NEW PROJECT: Steve Messam with one of the bells he created for the exhibition
NEW PROJECT: Steve Messam with one of the bells he created for the exhibition

TOP installation artist Steve Messam’s latest work is to surround Newcastle’s city centre with a wall of sound.

The Teesdale-based artist, who is famous for creating a paper bridge strong enough to support a Land Rover Defender, is creating the unique installation as part of the Great Exhibition of the North, which gets underway next month.

The sound sculpture sees 16 steam engine whistles reverberating around the city’s historic walls at 1pm on each of the 80 days of the exhibition.

It has been designed to recall the role of the North in engineering and the invention of the railway, sparking memories and forging links between past and present.

The work is an engineering feat in its own right, with each of the whistles being hand-cast and controlled by a modern IT system.

Mr Messam said the whistles were made from drawings produced by William Armstrong, with additional measurements being taken from an original whistle held by the North East Locomotive Preservation Group. He added: “They are cast in brass and cast in the last foundry in Middlesborough. It is cast by hand – I mean there is no way to automate it.”

Some 17 whistles, including a prototype, were cast by the William Lane Foundry and were developed with help from TT Elecmech, in Darlington.

Mr Messam said the challenge was getting the whistles, which work on compressed air, to sound as if they were triggered by steam.

This was achieved by adding a metal disc which changes the pitch.

He said: “It still doesn’t sound exactly like steam because it is still air.”

High Force Scaffolding

The release of the compressed air into the whistle is governed by a Raspberry Pi computer programmed by Newcastle-based Nebula Labs. Each mini-computer is connected to the National Physical Laboratory’s atomic clock in London.

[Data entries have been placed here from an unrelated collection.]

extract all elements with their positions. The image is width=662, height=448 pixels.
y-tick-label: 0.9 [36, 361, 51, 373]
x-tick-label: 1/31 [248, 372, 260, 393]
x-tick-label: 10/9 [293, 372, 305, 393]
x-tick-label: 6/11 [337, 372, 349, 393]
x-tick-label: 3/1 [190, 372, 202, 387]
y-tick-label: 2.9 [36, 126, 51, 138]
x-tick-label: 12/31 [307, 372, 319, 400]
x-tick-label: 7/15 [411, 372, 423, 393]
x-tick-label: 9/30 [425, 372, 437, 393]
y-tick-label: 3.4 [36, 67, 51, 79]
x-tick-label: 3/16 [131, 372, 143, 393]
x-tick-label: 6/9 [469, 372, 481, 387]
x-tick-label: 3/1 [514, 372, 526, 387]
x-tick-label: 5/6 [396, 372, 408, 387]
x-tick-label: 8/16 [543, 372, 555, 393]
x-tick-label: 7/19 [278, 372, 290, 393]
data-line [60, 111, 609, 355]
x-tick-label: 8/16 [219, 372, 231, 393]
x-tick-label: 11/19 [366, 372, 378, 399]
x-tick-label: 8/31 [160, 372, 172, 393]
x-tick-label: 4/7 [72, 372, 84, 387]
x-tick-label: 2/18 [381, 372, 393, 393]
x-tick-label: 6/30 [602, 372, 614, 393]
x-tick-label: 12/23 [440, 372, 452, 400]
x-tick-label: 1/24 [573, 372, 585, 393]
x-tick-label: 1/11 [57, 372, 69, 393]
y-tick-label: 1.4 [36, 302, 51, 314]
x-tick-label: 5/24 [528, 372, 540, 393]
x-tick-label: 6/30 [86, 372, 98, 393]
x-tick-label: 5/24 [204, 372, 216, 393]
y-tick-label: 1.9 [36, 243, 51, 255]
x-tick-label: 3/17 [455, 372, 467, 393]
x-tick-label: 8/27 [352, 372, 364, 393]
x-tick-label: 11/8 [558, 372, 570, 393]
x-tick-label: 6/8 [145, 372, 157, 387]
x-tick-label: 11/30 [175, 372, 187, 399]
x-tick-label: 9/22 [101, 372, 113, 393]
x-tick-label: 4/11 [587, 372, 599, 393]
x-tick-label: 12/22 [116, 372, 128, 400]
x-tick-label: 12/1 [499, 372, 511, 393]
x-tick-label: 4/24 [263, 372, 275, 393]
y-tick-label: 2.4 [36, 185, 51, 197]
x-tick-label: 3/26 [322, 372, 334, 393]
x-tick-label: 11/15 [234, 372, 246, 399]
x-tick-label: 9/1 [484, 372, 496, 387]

Mr Messam said: “We want these to fire at exactly one o’ clock. So when we do one o’ clock, it is the most accurate one o’ clock you can get. If the wifi goes down they are all automated, it just won't be as accurate.”

Each is powered by batteries that are kept charged by solar energy.

Also ensuring the green credentials of the sound sculpture is the fact that all of the materials used will be recycled afterwards.

Each of the whistles is placed at a significant part along Newcastle's town walls, including within Eldon Square Shopping Centre, which was the site of the Bertram Monboucher Tower.

The artist said: “They are positioned around the town wall which is a medieval construct that went right around the town centre. Outside of York it is the most intact wall in the North of England.

“They are all tuned slightly differently so you can tell them apart. In most places you will hear three of them”

A priming circuit is carried out shortly before the 1pm sounding each day. This takes the form of a short pip lasting a fifth of a second from each whistle in sequence.

Mr Messam said: “That is like a domino cascade, so you can hear them going round.”

The Great Exhibition of the North runs from June 22 to September 9.